Santee Cooper risked using a product that might damage its boilers, affect the burn temperature for the coal and affect processes in place at its power plants to control harmful emissions.
The partners risked being left empty handed after spending money to put the refined coal facilities in place since Santee Cooper could direct the partnership at any time to turn off the chemicals and let the raw coal move untreated along the conveyors. In fact, it did this multiple times. Santee Cooper shut down refined coal production “with a frequency that frustrated” the partners, including one shutdown at the Cross power plant that lasted nine months, the court said.
Arthur J. Gallagher showed Fidelity and Schneider Electric projections at the outset that suggested an investment of $7 million in one of the refined coal facilities at the Cross power plant would be returned before the end of the first year and generate $140 million in tax savings over 10 years for a 197% internal rate of return.
The actual returns were significantly less. Fidelity exercised puts to resell its interests in the refined coal facilities to Gallagher in 2013 and 2014. Schneider Electric had no put, but was bought out by Gallagher in 2013.
The Tax Court said the arrangements had “economic substance.” It cited a case called Sacks v. Commissioner, a 1995 decision by a US appeals court that concluded it makes no sense to require a pre-tax profit in cases where Congress has offered a tax incentive to do something that would otherwise be uneconomic without the tax subsidy.

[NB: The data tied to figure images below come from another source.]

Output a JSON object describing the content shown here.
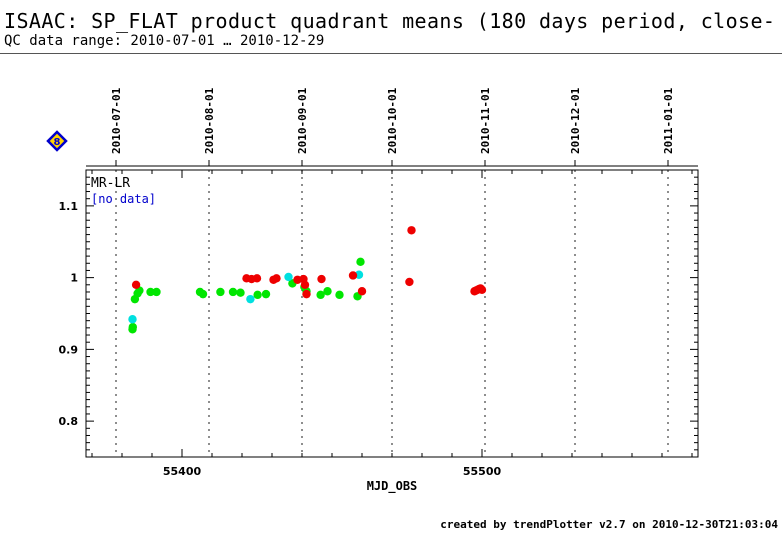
{
  "header": {
    "title": "ISAAC: SP_FLAT product quadrant means (180 days period, close-",
    "subtitle": "QC data range: 2010-07-01 … 2010-12-29"
  },
  "footer": {
    "text": "created by trendPlotter v2.7 on 2010-12-30T21:03:04"
  },
  "badge": {
    "label": "8",
    "icon": "diamond-icon",
    "fill": "#ffd400",
    "border": "#0000cc"
  },
  "chart_data": {
    "type": "scatter",
    "xlabel": "MJD_OBS",
    "ylabel": "",
    "xlim": [
      55368,
      55572
    ],
    "ylim": [
      0.75,
      1.15
    ],
    "x_ticks": [
      55400,
      55500
    ],
    "y_ticks": [
      0.8,
      0.9,
      1.0,
      1.1
    ],
    "y_tick_labels": [
      "0.8",
      "0.9",
      "1",
      "1.1"
    ],
    "date_markers": [
      {
        "label": "2010-07-01",
        "mjd": 55378
      },
      {
        "label": "2010-08-01",
        "mjd": 55409
      },
      {
        "label": "2010-09-01",
        "mjd": 55440
      },
      {
        "label": "2010-10-01",
        "mjd": 55470
      },
      {
        "label": "2010-11-01",
        "mjd": 55501
      },
      {
        "label": "2010-12-01",
        "mjd": 55531
      },
      {
        "label": "2011-01-01",
        "mjd": 55562
      }
    ],
    "annotations": [
      {
        "text": "MR-LR",
        "color": "#000000"
      },
      {
        "text": "[no data]",
        "color": "#0000cc"
      }
    ],
    "series": [
      {
        "color": "#00e600",
        "points": [
          [
            55383.5,
            0.928
          ],
          [
            55383.6,
            0.931
          ],
          [
            55384.3,
            0.97
          ],
          [
            55385.2,
            0.978
          ],
          [
            55385.8,
            0.982
          ],
          [
            55389.5,
            0.98
          ],
          [
            55391.5,
            0.98
          ],
          [
            55406.0,
            0.98
          ],
          [
            55407.0,
            0.977
          ],
          [
            55412.8,
            0.98
          ],
          [
            55417.0,
            0.98
          ],
          [
            55419.5,
            0.979
          ],
          [
            55425.2,
            0.976
          ],
          [
            55428.0,
            0.977
          ],
          [
            55436.8,
            0.992
          ],
          [
            55440.8,
            0.987
          ],
          [
            55441.5,
            0.981
          ],
          [
            55446.2,
            0.976
          ],
          [
            55448.5,
            0.981
          ],
          [
            55452.5,
            0.976
          ],
          [
            55458.5,
            0.974
          ],
          [
            55459.5,
            1.022
          ]
        ]
      },
      {
        "color": "#00e0e0",
        "points": [
          [
            55383.5,
            0.942
          ],
          [
            55422.8,
            0.97
          ],
          [
            55435.5,
            1.001
          ],
          [
            55459.0,
            1.004
          ]
        ]
      },
      {
        "color": "#ee0000",
        "points": [
          [
            55384.7,
            0.99
          ],
          [
            55421.5,
            0.999
          ],
          [
            55423.2,
            0.998
          ],
          [
            55425.0,
            0.999
          ],
          [
            55430.5,
            0.997
          ],
          [
            55431.5,
            0.999
          ],
          [
            55438.5,
            0.997
          ],
          [
            55440.5,
            0.998
          ],
          [
            55441.0,
            0.99
          ],
          [
            55441.5,
            0.977
          ],
          [
            55446.5,
            0.998
          ],
          [
            55457.0,
            1.003
          ],
          [
            55460.0,
            0.981
          ],
          [
            55475.8,
            0.994
          ],
          [
            55476.5,
            1.066
          ],
          [
            55497.5,
            0.981
          ],
          [
            55498.0,
            0.982
          ],
          [
            55498.5,
            0.983
          ],
          [
            55499.0,
            0.984
          ],
          [
            55499.5,
            0.985
          ],
          [
            55500.0,
            0.983
          ]
        ]
      }
    ]
  }
}
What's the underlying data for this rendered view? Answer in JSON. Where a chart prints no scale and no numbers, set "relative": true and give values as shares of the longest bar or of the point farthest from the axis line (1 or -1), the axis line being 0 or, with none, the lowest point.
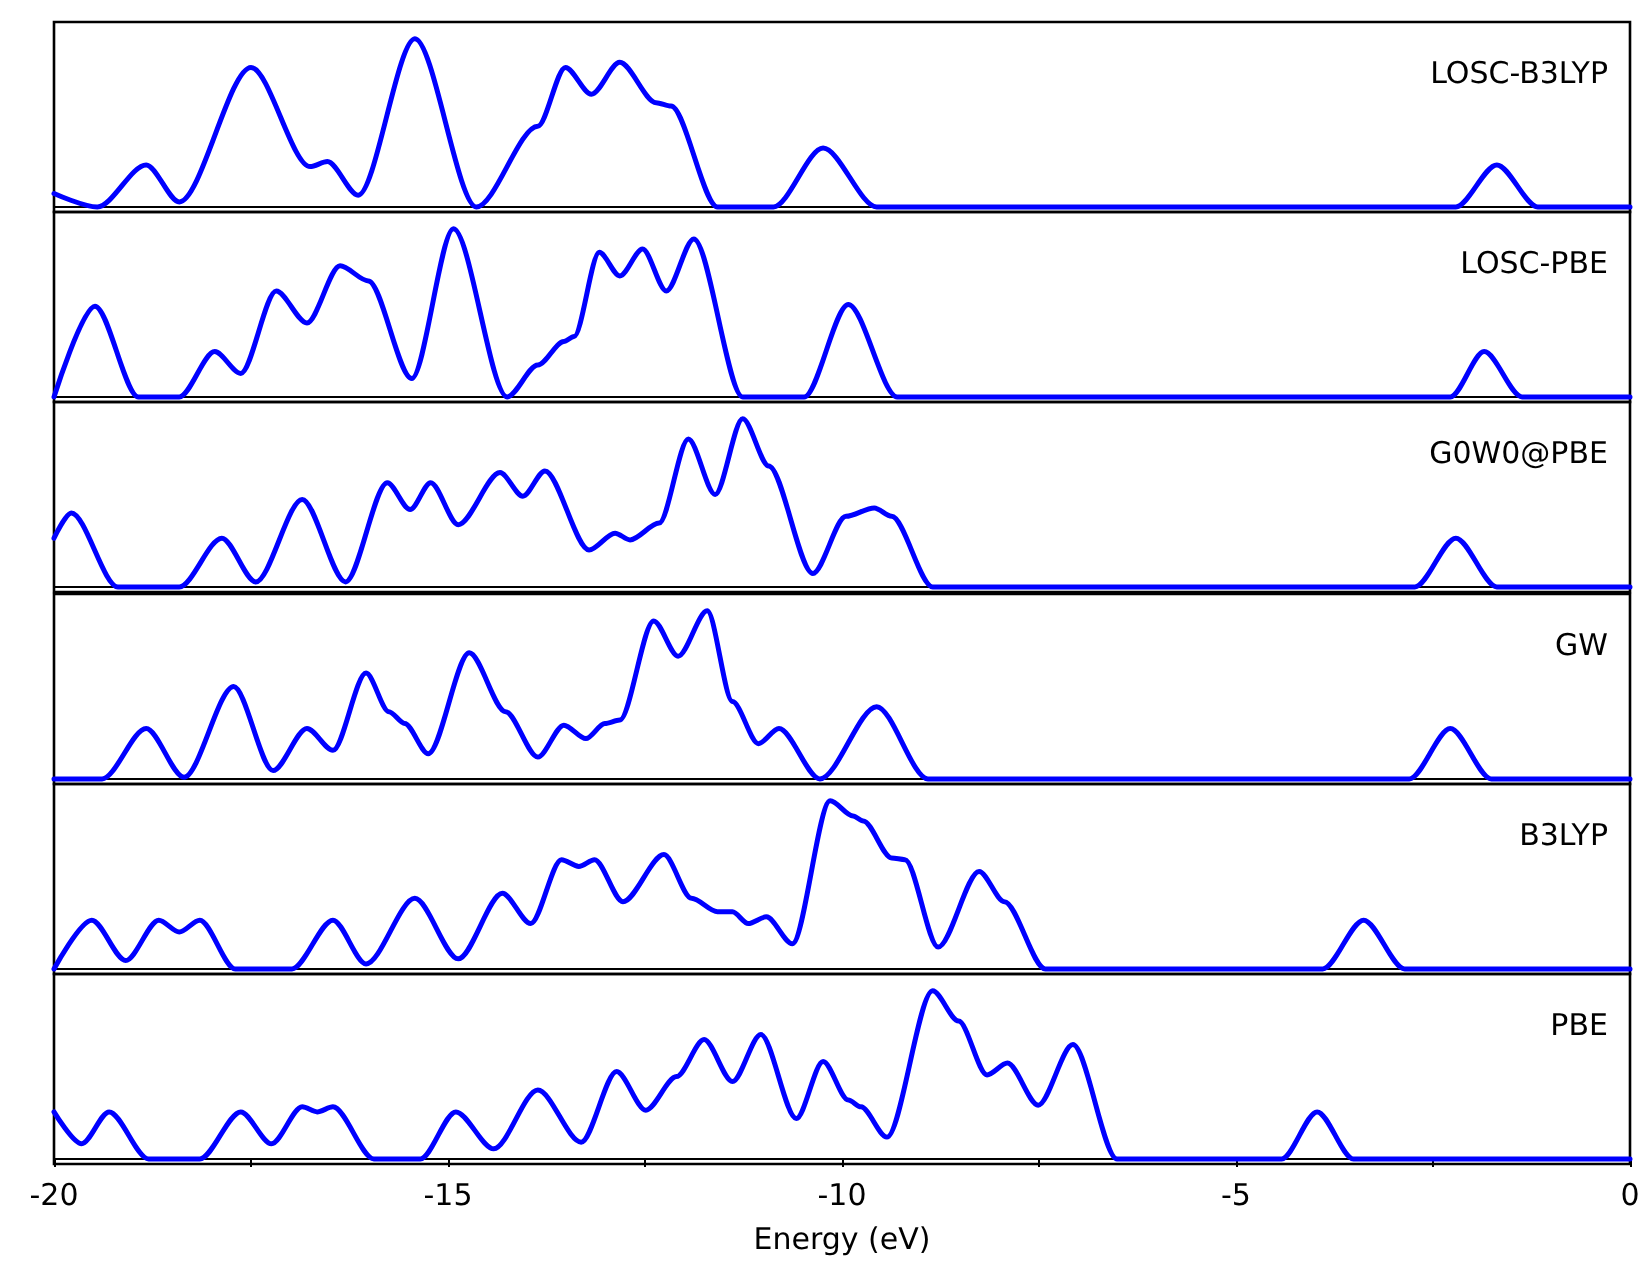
{
  "chart_data": [
    {
      "type": "line",
      "title": "LOSC-B3LYP",
      "relative": true,
      "xlim": [
        -20,
        0
      ],
      "tick_labels": false,
      "color": "#0000ff",
      "x": [
        -20,
        -19.45,
        -18.83,
        -18.41,
        -17.5,
        -16.75,
        -16.53,
        -16.14,
        -15.42,
        -14.64,
        -13.86,
        -13.51,
        -13.18,
        -12.82,
        -12.36,
        -12.17,
        -11.58,
        -10.87,
        -10.24,
        -9.56,
        -2.21,
        -1.69,
        -1.17,
        0
      ],
      "values": [
        0.08,
        0,
        0.25,
        0.03,
        0.83,
        0.24,
        0.27,
        0.07,
        1,
        0,
        0.48,
        0.83,
        0.67,
        0.86,
        0.62,
        0.6,
        0,
        0,
        0.35,
        0,
        0,
        0.25,
        0,
        0
      ]
    },
    {
      "type": "line",
      "title": "LOSC-PBE",
      "relative": true,
      "xlim": [
        -20,
        0
      ],
      "tick_labels": false,
      "color": "#0000ff",
      "x": [
        -20,
        -19.48,
        -18.93,
        -18.41,
        -17.96,
        -17.63,
        -17.18,
        -16.79,
        -16.37,
        -16.01,
        -15.46,
        -14.93,
        -14.25,
        -13.86,
        -13.53,
        -13.4,
        -13.08,
        -12.82,
        -12.53,
        -12.23,
        -11.88,
        -11.26,
        -10.48,
        -9.92,
        -9.3,
        -2.28,
        -1.85,
        -1.37,
        0
      ],
      "values": [
        0,
        0.54,
        0,
        0,
        0.27,
        0.14,
        0.63,
        0.44,
        0.78,
        0.69,
        0.11,
        1,
        0,
        0.19,
        0.33,
        0.36,
        0.86,
        0.72,
        0.88,
        0.63,
        0.94,
        0,
        0,
        0.55,
        0,
        0,
        0.27,
        0,
        0
      ]
    },
    {
      "type": "line",
      "title": "G0W0@PBE",
      "relative": true,
      "xlim": [
        -20,
        0
      ],
      "tick_labels": false,
      "color": "#0000ff",
      "x": [
        -20,
        -19.78,
        -19.19,
        -18.41,
        -17.87,
        -17.44,
        -16.85,
        -16.3,
        -15.77,
        -15.48,
        -15.22,
        -14.87,
        -14.34,
        -14.05,
        -13.77,
        -13.21,
        -12.88,
        -12.69,
        -12.32,
        -11.95,
        -11.61,
        -11.26,
        -10.93,
        -10.37,
        -9.95,
        -9.59,
        -9.37,
        -8.85,
        -2.73,
        -2.21,
        -1.69,
        0
      ],
      "values": [
        0.29,
        0.44,
        0,
        0,
        0.29,
        0.03,
        0.52,
        0.03,
        0.62,
        0.46,
        0.62,
        0.37,
        0.68,
        0.54,
        0.69,
        0.22,
        0.32,
        0.28,
        0.38,
        0.88,
        0.55,
        1,
        0.72,
        0.08,
        0.42,
        0.47,
        0.42,
        0,
        0,
        0.29,
        0,
        0
      ]
    },
    {
      "type": "line",
      "title": "GW",
      "relative": true,
      "xlim": [
        -20,
        0
      ],
      "tick_labels": false,
      "color": "#0000ff",
      "x": [
        -20,
        -19.39,
        -18.83,
        -18.35,
        -17.72,
        -17.22,
        -16.79,
        -16.46,
        -16.04,
        -15.75,
        -15.55,
        -15.25,
        -14.73,
        -14.27,
        -13.86,
        -13.53,
        -13.25,
        -13.01,
        -12.82,
        -12.39,
        -12.08,
        -11.71,
        -11.39,
        -11.06,
        -10.8,
        -10.28,
        -9.56,
        -8.91,
        -2.8,
        -2.28,
        -1.76,
        0
      ],
      "values": [
        0,
        0,
        0.3,
        0.01,
        0.55,
        0.05,
        0.3,
        0.17,
        0.63,
        0.4,
        0.33,
        0.15,
        0.75,
        0.4,
        0.13,
        0.32,
        0.24,
        0.33,
        0.35,
        0.94,
        0.73,
        1,
        0.46,
        0.21,
        0.3,
        0,
        0.43,
        0,
        0,
        0.3,
        0,
        0
      ]
    },
    {
      "type": "line",
      "title": "B3LYP",
      "relative": true,
      "xlim": [
        -20,
        0
      ],
      "tick_labels": false,
      "color": "#0000ff",
      "x": [
        -20,
        -19.52,
        -19.09,
        -18.67,
        -18.41,
        -18.15,
        -17.7,
        -16.98,
        -16.46,
        -16.04,
        -15.42,
        -14.87,
        -14.31,
        -13.95,
        -13.56,
        -13.34,
        -13.14,
        -12.78,
        -12.26,
        -11.91,
        -11.58,
        -11.39,
        -11.19,
        -10.96,
        -10.63,
        -10.15,
        -9.86,
        -9.73,
        -9.37,
        -9.2,
        -8.78,
        -8.26,
        -7.94,
        -7.42,
        -3.9,
        -3.38,
        -2.86,
        0
      ],
      "values": [
        0,
        0.29,
        0.05,
        0.29,
        0.22,
        0.29,
        0,
        0,
        0.29,
        0.03,
        0.42,
        0.06,
        0.45,
        0.27,
        0.65,
        0.61,
        0.65,
        0.4,
        0.68,
        0.42,
        0.34,
        0.34,
        0.27,
        0.31,
        0.15,
        1,
        0.91,
        0.88,
        0.66,
        0.65,
        0.13,
        0.58,
        0.4,
        0,
        0,
        0.29,
        0,
        0
      ]
    },
    {
      "type": "line",
      "title": "PBE",
      "relative": true,
      "xlim": [
        -20,
        0
      ],
      "xlabel": "Energy (eV)",
      "color": "#0000ff",
      "xticks": [
        -20,
        {
          "value": -17.5,
          "label": null
        },
        -15,
        {
          "value": -12.5,
          "label": null
        },
        -10,
        {
          "value": -7.5,
          "label": null
        },
        -5,
        {
          "value": -2.5,
          "label": null
        },
        0
      ],
      "tick_labels": "x",
      "x": [
        -20,
        -19.65,
        -19.3,
        -18.8,
        -18.15,
        -17.63,
        -17.24,
        -16.85,
        -16.66,
        -16.46,
        -15.94,
        -15.35,
        -14.9,
        -14.42,
        -13.86,
        -13.31,
        -12.86,
        -12.49,
        -12.1,
        -11.75,
        -11.39,
        -11.03,
        -10.58,
        -10.24,
        -9.92,
        -9.76,
        -9.43,
        -8.85,
        -8.52,
        -8.16,
        -7.9,
        -7.51,
        -7.07,
        -6.51,
        -4.42,
        -3.97,
        -3.51,
        0
      ],
      "values": [
        0.28,
        0.09,
        0.28,
        0,
        0,
        0.28,
        0.09,
        0.31,
        0.28,
        0.31,
        0,
        0,
        0.28,
        0.06,
        0.41,
        0.1,
        0.52,
        0.29,
        0.49,
        0.71,
        0.46,
        0.74,
        0.24,
        0.58,
        0.35,
        0.31,
        0.13,
        1,
        0.82,
        0.5,
        0.57,
        0.32,
        0.68,
        0,
        0,
        0.28,
        0,
        0
      ]
    }
  ]
}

The judge was impressed by the amount of time that each investor spent doing diligence and the degree to which they had remained involved during operations, receiving updates and asking questions.
The witnesses at trial disagreed with the seriousness of the risks that Fidelity and Schneider Electric faced, but the court said it did not have to quantify the risks beyond finding that the risks were not “de minimis or remote but instead were serious risks.” It concluded, “An investor might not run shrieking from these risks, but he would consider that he was bearing these risks as he made his investment.”
The investors were real partners and not bare purchasers of tax credits, the court said. “In this case, we do not have mere paper transactions or distant, passive investors,” but “obviously real transactions with participants substantially involved in the activity.”
The investors were not lenders. There was no “written unconditional promise to pay on demand or by a date certain a sum certain.”
Each investor had to make ongoing capital contributions to cover its share of operating costs in addition to paying to buy an interest in the refined coal facilities.
Schneider also had to pay Gallagher a “finder’s fee” of 5¢ per dollar of tax credits allocated to Schneider. The partnership had to pay Gallagher ongoing royalties for use of the refined coal technology of 85¢ per dollar of tax credits (expressed in terms of the tons of refined coal that had to be sold to get to this level).
Gallagher largely bore the operating costs through adjustments to the royalties. The “actual capital and operating expenses” were subtracted from the royalties the partnership had to pay Gallagher.
If operating costs increased to more than 30¢ cents “per unit,” then the royalty amount decreased. However, the royalty could not fall below 55¢.
Fidelity had a right to exit upon various triggers. Schneider Electric did not. Gallagher ran the business, but the investors had a say in 26 “major decisions.”
The case is called Cross Refined Coal, LLC v. Commissioner.
The US Tax Court issued a “bench opinion” in late August that technically cannot be relied on as precedent in any other case.